The painter colleague Robert Ross, who also works in McRae’s studio, usually paints exterior and architectural scenes as well as some still lifes. While spending more time at home, Ross found new topics to work with.



A person posing on camera: Painter Janas Smith Durkee is working on a project to paint portraits of 100 people who died of COVID-19 at McRae Art Studios in Orlando on Thursday April 8, 2021 are.


© Patrick Connolly / Orlando Sentinel
Painter Janas Smith Durkee is working on a project to paint portraits of 100 people who died of COVID-19 at McRae Art Studios in Orlando on Thursday, April 8, 2021.

“I’ve decided to make my interior my theme, both topical and metaphysical,” he said. “I decided to paint everything around me that I could see – my bathroom, the bedroom, the kitchen, and the living room. I painted on the balcony. “

The painter had two works selected for an online exhibition at the Polk Museum of Art entitled “Hindsight 2020: Art of This Moment”. The collection features 85 works that show the perspectives and emotions of Central Florida associated with the pandemic through images depicting familiar scenes with masks, zoom calls, isolation, racial riots, and social distancing.

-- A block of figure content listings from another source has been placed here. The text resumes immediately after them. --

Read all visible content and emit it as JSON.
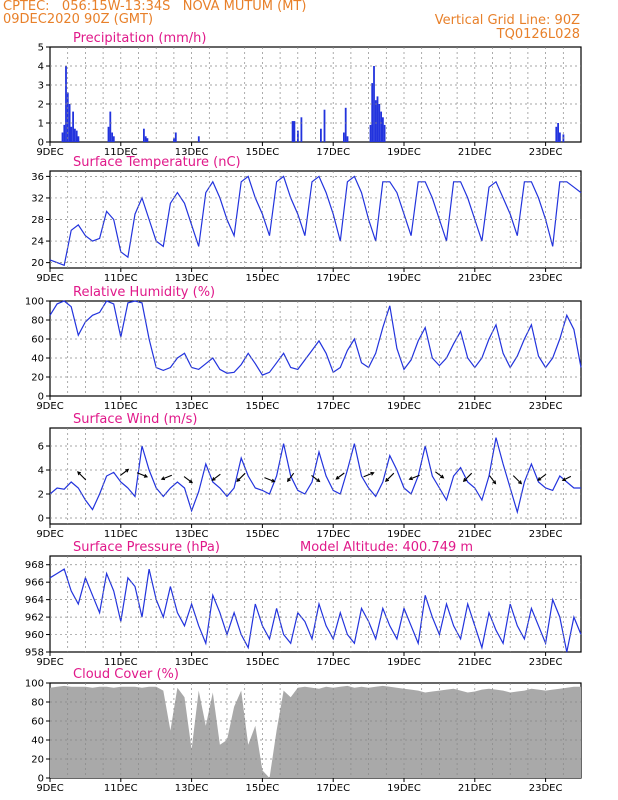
{
  "header": {
    "line1_left": "CPTEC:   056:15W-13:34S   NOVA MUTUM (MT)",
    "line2_left": "09DEC2020 90Z (GMT)",
    "line1_right": "Vertical Grid Line: 90Z",
    "line2_right": "TQ0126L028"
  },
  "colors": {
    "header": "#e8802a",
    "panel_title": "#e0198a",
    "series": "#2233dd",
    "cloud": "#a9a9a9",
    "grid": "#888888"
  },
  "x_labels": [
    "9DEC",
    "11DEC",
    "13DEC",
    "15DEC",
    "17DEC",
    "19DEC",
    "21DEC",
    "23DEC"
  ],
  "x_range_days": [
    0,
    15
  ],
  "panels": {
    "precip": {
      "title": "Precipitation (mm/h)",
      "yticks": [
        "0",
        "1",
        "2",
        "3",
        "4",
        "5"
      ]
    },
    "temp": {
      "title": "Surface Temperature (nC)",
      "yticks": [
        "20",
        "24",
        "28",
        "32",
        "36"
      ]
    },
    "rh": {
      "title": "Relative Humidity (%)",
      "yticks": [
        "0",
        "20",
        "40",
        "60",
        "80",
        "100"
      ]
    },
    "wind": {
      "title": "Surface Wind (m/s)",
      "yticks": [
        "0",
        "2",
        "4",
        "6"
      ]
    },
    "pres": {
      "title": "Surface Pressure (hPa)",
      "subtitle": "Model Altitude: 400.749 m",
      "yticks": [
        "958",
        "960",
        "962",
        "964",
        "966",
        "968"
      ]
    },
    "cloud": {
      "title": "Cloud Cover (%)",
      "yticks": [
        "0",
        "20",
        "40",
        "60",
        "80",
        "100"
      ]
    }
  },
  "chart_data": [
    {
      "type": "bar",
      "title": "Precipitation (mm/h)",
      "x_unit": "days since 09DEC2020 00Z",
      "ylim": [
        0,
        5
      ],
      "x": [
        0.35,
        0.4,
        0.45,
        0.5,
        0.55,
        0.6,
        0.65,
        0.7,
        0.75,
        0.8,
        1.65,
        1.7,
        1.75,
        1.8,
        2.65,
        2.7,
        2.75,
        3.5,
        3.55,
        4.2,
        6.85,
        6.9,
        7.0,
        7.1,
        7.65,
        7.75,
        8.3,
        8.35,
        8.4,
        9.05,
        9.1,
        9.15,
        9.2,
        9.25,
        9.3,
        9.35,
        9.4,
        9.45,
        14.3,
        14.35,
        14.4,
        14.5
      ],
      "values": [
        0.5,
        0.9,
        4.0,
        2.6,
        2.0,
        0.8,
        1.6,
        0.7,
        0.6,
        0.3,
        0.8,
        1.6,
        0.5,
        0.3,
        0.7,
        0.3,
        0.2,
        0.2,
        0.5,
        0.3,
        1.1,
        1.1,
        0.6,
        1.3,
        0.7,
        1.7,
        0.5,
        1.8,
        0.3,
        0.9,
        3.1,
        4.0,
        2.2,
        2.4,
        2.0,
        1.6,
        1.3,
        0.9,
        0.8,
        1.0,
        0.5,
        0.4
      ]
    },
    {
      "type": "line",
      "title": "Surface Temperature (nC)",
      "ylim": [
        19,
        37
      ],
      "x": [
        0,
        0.2,
        0.4,
        0.6,
        0.8,
        1.0,
        1.2,
        1.4,
        1.6,
        1.8,
        2.0,
        2.2,
        2.4,
        2.6,
        2.8,
        3.0,
        3.2,
        3.4,
        3.6,
        3.8,
        4.0,
        4.2,
        4.4,
        4.6,
        4.8,
        5.0,
        5.2,
        5.4,
        5.6,
        5.8,
        6.0,
        6.2,
        6.4,
        6.6,
        6.8,
        7.0,
        7.2,
        7.4,
        7.6,
        7.8,
        8.0,
        8.2,
        8.4,
        8.6,
        8.8,
        9.0,
        9.2,
        9.4,
        9.6,
        9.8,
        10.0,
        10.2,
        10.4,
        10.6,
        10.8,
        11.0,
        11.2,
        11.4,
        11.6,
        11.8,
        12.0,
        12.2,
        12.4,
        12.6,
        12.8,
        13.0,
        13.2,
        13.4,
        13.6,
        13.8,
        14.0,
        14.2,
        14.4,
        14.6,
        14.8,
        15.0
      ],
      "values": [
        20.5,
        20,
        19.5,
        26,
        27,
        25,
        24,
        24.5,
        29.5,
        28,
        22,
        21,
        29,
        32,
        28,
        24,
        23,
        31,
        33,
        31,
        27,
        23,
        33,
        35,
        32,
        28,
        25,
        35,
        36,
        32,
        29,
        25,
        35,
        36,
        32,
        29,
        25,
        35,
        36,
        33,
        29,
        24,
        35,
        36,
        33,
        28,
        24,
        35,
        35,
        33,
        29,
        25,
        35,
        35,
        32,
        28,
        24,
        35,
        35,
        32,
        28,
        24,
        34,
        35,
        32,
        29,
        25,
        35,
        35,
        32,
        28,
        23,
        35,
        35,
        34,
        33
      ]
    },
    {
      "type": "line",
      "title": "Relative Humidity (%)",
      "ylim": [
        0,
        100
      ],
      "x": [
        0,
        0.2,
        0.4,
        0.6,
        0.8,
        1.0,
        1.2,
        1.4,
        1.6,
        1.8,
        2.0,
        2.2,
        2.4,
        2.6,
        2.8,
        3.0,
        3.2,
        3.4,
        3.6,
        3.8,
        4.0,
        4.2,
        4.4,
        4.6,
        4.8,
        5.0,
        5.2,
        5.4,
        5.6,
        5.8,
        6.0,
        6.2,
        6.4,
        6.6,
        6.8,
        7.0,
        7.2,
        7.4,
        7.6,
        7.8,
        8.0,
        8.2,
        8.4,
        8.6,
        8.8,
        9.0,
        9.2,
        9.4,
        9.6,
        9.8,
        10.0,
        10.2,
        10.4,
        10.6,
        10.8,
        11.0,
        11.2,
        11.4,
        11.6,
        11.8,
        12.0,
        12.2,
        12.4,
        12.6,
        12.8,
        13.0,
        13.2,
        13.4,
        13.6,
        13.8,
        14.0,
        14.2,
        14.4,
        14.6,
        14.8,
        15.0
      ],
      "values": [
        85,
        97,
        100,
        94,
        64,
        78,
        85,
        88,
        100,
        97,
        62,
        98,
        100,
        98,
        60,
        30,
        27,
        30,
        40,
        45,
        30,
        28,
        34,
        40,
        28,
        24,
        25,
        33,
        45,
        34,
        22,
        25,
        35,
        45,
        30,
        28,
        38,
        48,
        58,
        45,
        25,
        30,
        48,
        60,
        35,
        30,
        45,
        72,
        95,
        50,
        28,
        38,
        58,
        72,
        40,
        32,
        40,
        55,
        68,
        40,
        30,
        40,
        60,
        75,
        45,
        30,
        42,
        60,
        75,
        42,
        30,
        40,
        60,
        85,
        70,
        30
      ]
    },
    {
      "type": "line",
      "title": "Surface Wind (m/s)",
      "ylim": [
        -0.5,
        7.5
      ],
      "x": [
        0,
        0.2,
        0.4,
        0.6,
        0.8,
        1.0,
        1.2,
        1.4,
        1.6,
        1.8,
        2.0,
        2.2,
        2.4,
        2.6,
        2.8,
        3.0,
        3.2,
        3.4,
        3.6,
        3.8,
        4.0,
        4.2,
        4.4,
        4.6,
        4.8,
        5.0,
        5.2,
        5.4,
        5.6,
        5.8,
        6.0,
        6.2,
        6.4,
        6.6,
        6.8,
        7.0,
        7.2,
        7.4,
        7.6,
        7.8,
        8.0,
        8.2,
        8.4,
        8.6,
        8.8,
        9.0,
        9.2,
        9.4,
        9.6,
        9.8,
        10.0,
        10.2,
        10.4,
        10.6,
        10.8,
        11.0,
        11.2,
        11.4,
        11.6,
        11.8,
        12.0,
        12.2,
        12.4,
        12.6,
        12.8,
        13.0,
        13.2,
        13.4,
        13.6,
        13.8,
        14.0,
        14.2,
        14.4,
        14.6,
        14.8,
        15.0
      ],
      "values": [
        2,
        2.5,
        2.4,
        3,
        2.5,
        1.5,
        0.7,
        2,
        3.5,
        3.8,
        3,
        2.5,
        1.8,
        6,
        4,
        2.5,
        1.8,
        2.5,
        3,
        2.5,
        0.6,
        2.2,
        4.5,
        3,
        2.5,
        1.8,
        2.5,
        5,
        3.5,
        2.5,
        2.3,
        2,
        3.5,
        6.2,
        3.5,
        2.3,
        2,
        3,
        5.5,
        3.5,
        2.3,
        2,
        4,
        6.2,
        3.5,
        2.5,
        1.8,
        3,
        5.2,
        4,
        2.5,
        2,
        3.5,
        6,
        3.5,
        2.5,
        1.5,
        3.5,
        4.2,
        3,
        2.5,
        1.5,
        3.5,
        6.7,
        4.5,
        2.5,
        0.5,
        3,
        4.5,
        3,
        2.5,
        2.3,
        3.5,
        3,
        2.5,
        2.5
      ]
    },
    {
      "type": "line",
      "title": "Surface Pressure (hPa)",
      "ylim": [
        958,
        969
      ],
      "x": [
        0,
        0.2,
        0.4,
        0.6,
        0.8,
        1.0,
        1.2,
        1.4,
        1.6,
        1.8,
        2.0,
        2.2,
        2.4,
        2.6,
        2.8,
        3.0,
        3.2,
        3.4,
        3.6,
        3.8,
        4.0,
        4.2,
        4.4,
        4.6,
        4.8,
        5.0,
        5.2,
        5.4,
        5.6,
        5.8,
        6.0,
        6.2,
        6.4,
        6.6,
        6.8,
        7.0,
        7.2,
        7.4,
        7.6,
        7.8,
        8.0,
        8.2,
        8.4,
        8.6,
        8.8,
        9.0,
        9.2,
        9.4,
        9.6,
        9.8,
        10.0,
        10.2,
        10.4,
        10.6,
        10.8,
        11.0,
        11.2,
        11.4,
        11.6,
        11.8,
        12.0,
        12.2,
        12.4,
        12.6,
        12.8,
        13.0,
        13.2,
        13.4,
        13.6,
        13.8,
        14.0,
        14.2,
        14.4,
        14.6,
        14.8,
        15.0
      ],
      "values": [
        966.5,
        967,
        967.5,
        965,
        963.5,
        966.5,
        964.5,
        962.5,
        967,
        965,
        961.5,
        966.5,
        965.5,
        962,
        967.5,
        964,
        962,
        965.5,
        962.5,
        961,
        963.5,
        961,
        959,
        964.5,
        962.5,
        960,
        962.5,
        960,
        958.5,
        963.5,
        961,
        959.5,
        963,
        960,
        959,
        962.5,
        961.5,
        959.5,
        963.5,
        961,
        959.5,
        962.5,
        960,
        959,
        963,
        961.5,
        959.5,
        963,
        961,
        959.5,
        963,
        961,
        959,
        964.5,
        962,
        960,
        963.5,
        961,
        959.5,
        963.5,
        961,
        958.5,
        962.5,
        960.5,
        959,
        963.5,
        961,
        959.5,
        963,
        961,
        959,
        964,
        962,
        958,
        962,
        960
      ]
    },
    {
      "type": "area",
      "title": "Cloud Cover (%)",
      "ylim": [
        0,
        100
      ],
      "x": [
        0,
        0.2,
        0.4,
        0.6,
        0.8,
        1.0,
        1.2,
        1.4,
        1.6,
        1.8,
        2.0,
        2.2,
        2.4,
        2.6,
        2.8,
        3.0,
        3.2,
        3.4,
        3.6,
        3.8,
        4.0,
        4.2,
        4.4,
        4.6,
        4.8,
        5.0,
        5.2,
        5.4,
        5.6,
        5.8,
        6.0,
        6.2,
        6.4,
        6.6,
        6.8,
        7.0,
        7.2,
        7.4,
        7.6,
        7.8,
        8.0,
        8.2,
        8.4,
        8.6,
        8.8,
        9.0,
        9.2,
        9.4,
        9.6,
        9.8,
        10.0,
        10.2,
        10.4,
        10.6,
        10.8,
        11.0,
        11.2,
        11.4,
        11.6,
        11.8,
        12.0,
        12.2,
        12.4,
        12.6,
        12.8,
        13.0,
        13.2,
        13.4,
        13.6,
        13.8,
        14.0,
        14.2,
        14.4,
        14.6,
        14.8,
        15.0
      ],
      "values": [
        95,
        96,
        97,
        96,
        96,
        96,
        95,
        96,
        96,
        95,
        96,
        96,
        96,
        95,
        96,
        96,
        92,
        50,
        95,
        85,
        30,
        92,
        55,
        90,
        35,
        40,
        75,
        92,
        35,
        55,
        8,
        0,
        50,
        92,
        85,
        95,
        96,
        95,
        94,
        96,
        95,
        96,
        97,
        95,
        96,
        95,
        96,
        97,
        96,
        95,
        94,
        93,
        92,
        90,
        91,
        92,
        93,
        94,
        92,
        90,
        91,
        93,
        94,
        93,
        92,
        90,
        91,
        92,
        94,
        93,
        92,
        93,
        94,
        95,
        96,
        96
      ]
    }
  ]
}
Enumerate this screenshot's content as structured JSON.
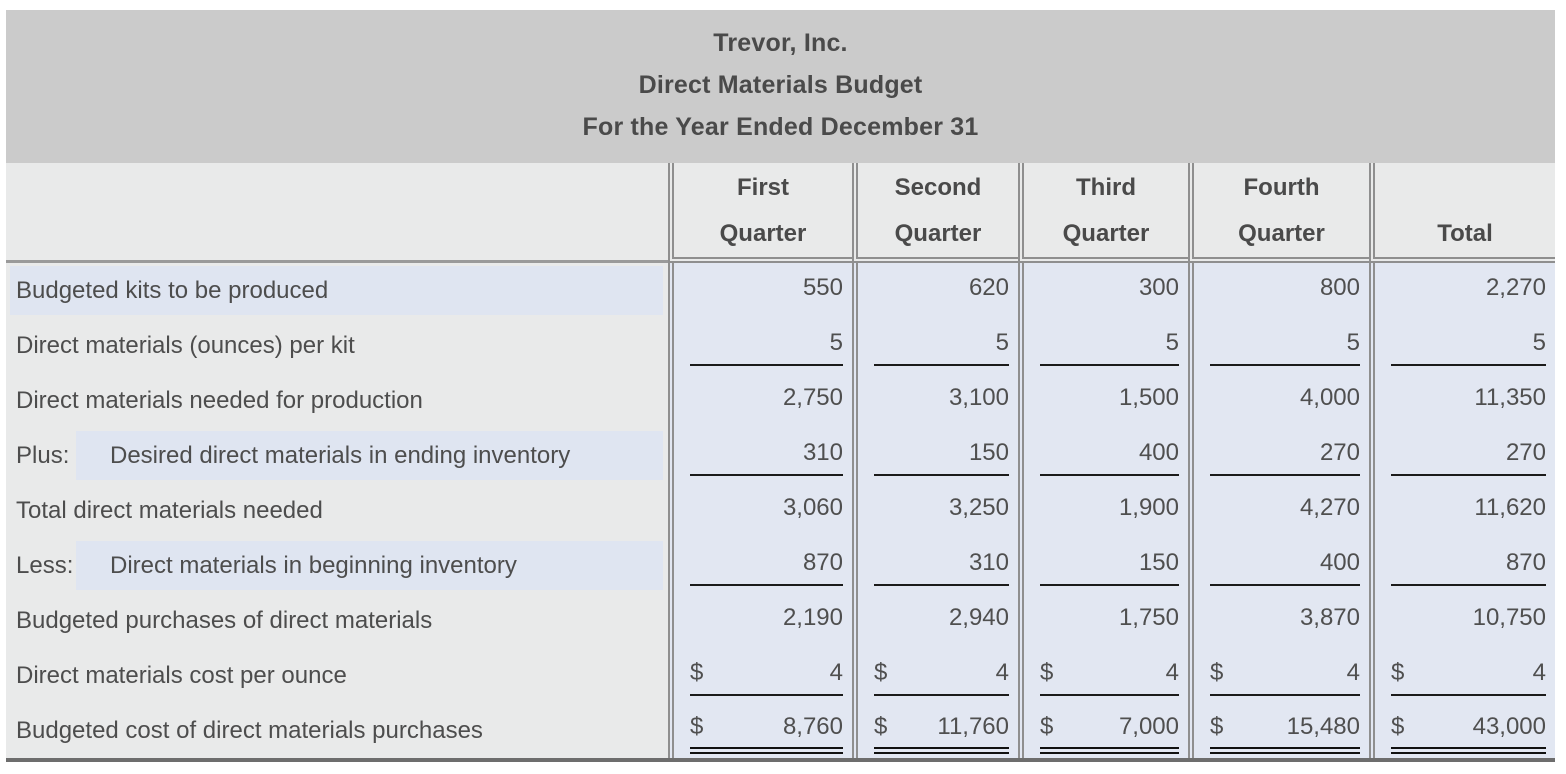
{
  "title": {
    "company": "Trevor, Inc.",
    "report": "Direct Materials Budget",
    "period": "For the Year Ended December 31"
  },
  "header": {
    "columns": [
      [
        "First",
        "Quarter"
      ],
      [
        "Second",
        "Quarter"
      ],
      [
        "Third",
        "Quarter"
      ],
      [
        "Fourth",
        "Quarter"
      ]
    ],
    "total_label": "Total"
  },
  "currency_symbol": "$",
  "rows": [
    {
      "label": "Budgeted kits to be produced",
      "prefix": null,
      "label_highlight": true,
      "currency": false,
      "underline": "none",
      "values": [
        "550",
        "620",
        "300",
        "800",
        "2,270"
      ]
    },
    {
      "label": "Direct materials (ounces) per kit",
      "prefix": null,
      "label_highlight": false,
      "currency": false,
      "underline": "single",
      "values": [
        "5",
        "5",
        "5",
        "5",
        "5"
      ]
    },
    {
      "label": "Direct materials needed for production",
      "prefix": null,
      "label_highlight": false,
      "currency": false,
      "underline": "none",
      "values": [
        "2,750",
        "3,100",
        "1,500",
        "4,000",
        "11,350"
      ]
    },
    {
      "label": "Desired direct materials in ending inventory",
      "prefix": "Plus:",
      "label_highlight": true,
      "currency": false,
      "underline": "single",
      "values": [
        "310",
        "150",
        "400",
        "270",
        "270"
      ]
    },
    {
      "label": "Total direct materials needed",
      "prefix": null,
      "label_highlight": false,
      "currency": false,
      "underline": "none",
      "values": [
        "3,060",
        "3,250",
        "1,900",
        "4,270",
        "11,620"
      ]
    },
    {
      "label": "Direct materials in beginning inventory",
      "prefix": "Less:",
      "label_highlight": true,
      "currency": false,
      "underline": "single",
      "values": [
        "870",
        "310",
        "150",
        "400",
        "870"
      ]
    },
    {
      "label": "Budgeted purchases of direct materials",
      "prefix": null,
      "label_highlight": false,
      "currency": false,
      "underline": "none",
      "values": [
        "2,190",
        "2,940",
        "1,750",
        "3,870",
        "10,750"
      ]
    },
    {
      "label": "Direct materials cost per ounce",
      "prefix": null,
      "label_highlight": false,
      "currency": true,
      "underline": "single",
      "values": [
        "4",
        "4",
        "4",
        "4",
        "4"
      ]
    },
    {
      "label": "Budgeted cost of direct materials purchases",
      "prefix": null,
      "label_highlight": false,
      "currency": true,
      "underline": "double",
      "values": [
        "8,760",
        "11,760",
        "7,000",
        "15,480",
        "43,000"
      ]
    }
  ],
  "colors": {
    "title_bg": "#cbcbcb",
    "header_bg": "#e9eaea",
    "label_bg": "#e9eaea",
    "value_bg": "#e2e7f2",
    "label_highlight_bg": "#dfe5f1",
    "divider": "#8f8f8f",
    "underline": "#1b1b1b",
    "bottom_border": "#6d6d6d",
    "text": "#4d4d4d"
  }
}
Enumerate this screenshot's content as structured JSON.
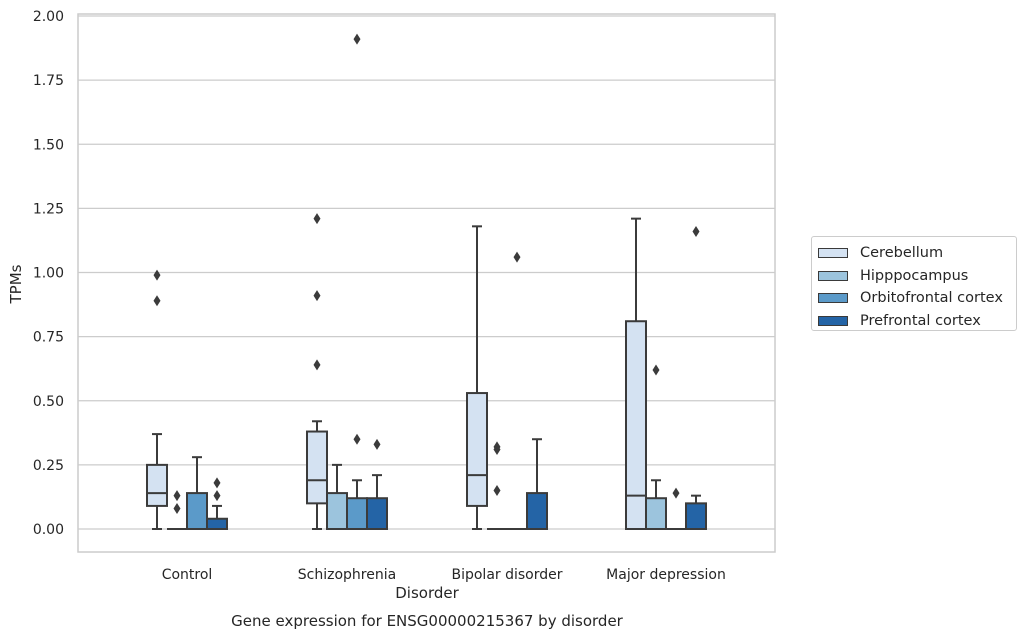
{
  "chart_data": {
    "type": "boxplot",
    "title": "Gene expression for ENSG00000215367 by disorder",
    "xlabel": "Disorder",
    "ylabel": "TPMs",
    "ylim": [
      -0.09,
      2.01
    ],
    "yticks": [
      "0.00",
      "0.25",
      "0.50",
      "0.75",
      "1.00",
      "1.25",
      "1.50",
      "1.75",
      "2.00"
    ],
    "grid": true,
    "legend_position": "right",
    "categories": [
      "Control",
      "Schizophrenia",
      "Bipolar disorder",
      "Major depression"
    ],
    "series": [
      {
        "name": "Cerebellum",
        "color": "#d4e2f2",
        "boxes": [
          {
            "whislo": 0.0,
            "q1": 0.09,
            "med": 0.14,
            "q3": 0.25,
            "whishi": 0.37,
            "fliers": [
              0.89,
              0.99
            ]
          },
          {
            "whislo": 0.0,
            "q1": 0.1,
            "med": 0.19,
            "q3": 0.38,
            "whishi": 0.42,
            "fliers": [
              0.64,
              0.91,
              1.21
            ]
          },
          {
            "whislo": 0.0,
            "q1": 0.09,
            "med": 0.21,
            "q3": 0.53,
            "whishi": 1.18,
            "fliers": []
          },
          {
            "whislo": 0.0,
            "q1": 0.0,
            "med": 0.13,
            "q3": 0.81,
            "whishi": 1.21,
            "fliers": []
          }
        ]
      },
      {
        "name": "Hipppocampus",
        "color": "#9cc4dd",
        "boxes": [
          {
            "whislo": 0.0,
            "q1": 0.0,
            "med": 0.0,
            "q3": 0.0,
            "whishi": 0.0,
            "fliers": [
              0.08,
              0.13
            ]
          },
          {
            "whislo": 0.0,
            "q1": 0.0,
            "med": 0.0,
            "q3": 0.14,
            "whishi": 0.25,
            "fliers": []
          },
          {
            "whislo": 0.0,
            "q1": 0.0,
            "med": 0.0,
            "q3": 0.0,
            "whishi": 0.0,
            "fliers": [
              0.15,
              0.31,
              0.32
            ]
          },
          {
            "whislo": 0.0,
            "q1": 0.0,
            "med": 0.0,
            "q3": 0.12,
            "whishi": 0.19,
            "fliers": [
              0.62
            ]
          }
        ]
      },
      {
        "name": "Orbitofrontal cortex",
        "color": "#5b9ac9",
        "boxes": [
          {
            "whislo": 0.0,
            "q1": 0.0,
            "med": 0.0,
            "q3": 0.14,
            "whishi": 0.28,
            "fliers": []
          },
          {
            "whislo": 0.0,
            "q1": 0.0,
            "med": 0.0,
            "q3": 0.12,
            "whishi": 0.19,
            "fliers": [
              0.35,
              1.91
            ]
          },
          {
            "whislo": 0.0,
            "q1": 0.0,
            "med": 0.0,
            "q3": 0.0,
            "whishi": 0.0,
            "fliers": [
              1.06
            ]
          },
          {
            "whislo": 0.0,
            "q1": 0.0,
            "med": 0.0,
            "q3": 0.0,
            "whishi": 0.0,
            "fliers": [
              0.14
            ]
          }
        ]
      },
      {
        "name": "Prefrontal cortex",
        "color": "#2464a6",
        "boxes": [
          {
            "whislo": 0.0,
            "q1": 0.0,
            "med": 0.0,
            "q3": 0.04,
            "whishi": 0.09,
            "fliers": [
              0.13,
              0.18
            ]
          },
          {
            "whislo": 0.0,
            "q1": 0.0,
            "med": 0.0,
            "q3": 0.12,
            "whishi": 0.21,
            "fliers": [
              0.33
            ]
          },
          {
            "whislo": 0.0,
            "q1": 0.0,
            "med": 0.0,
            "q3": 0.14,
            "whishi": 0.35,
            "fliers": []
          },
          {
            "whislo": 0.0,
            "q1": 0.0,
            "med": 0.0,
            "q3": 0.1,
            "whishi": 0.13,
            "fliers": [
              1.16
            ]
          }
        ]
      }
    ]
  }
}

“We wanted to offer artists a point of sale, a platform to showcase work at a time when access to exhibition work was restricted,” said Dr. Alex Rich, managing director and chief curator of the museum. “We knew this would be something that would provide that haven, an emotional respite, or an opportunity for artists to do a little bit of thought.”

While Ross, like many other artists, grappled with the lack of festivals, he found new ways to display his work and tried to make the most of the past year.

“I missed the opportunity to get my work on the streets and sell,” he said. “Artists are very good at improvising and adapting.”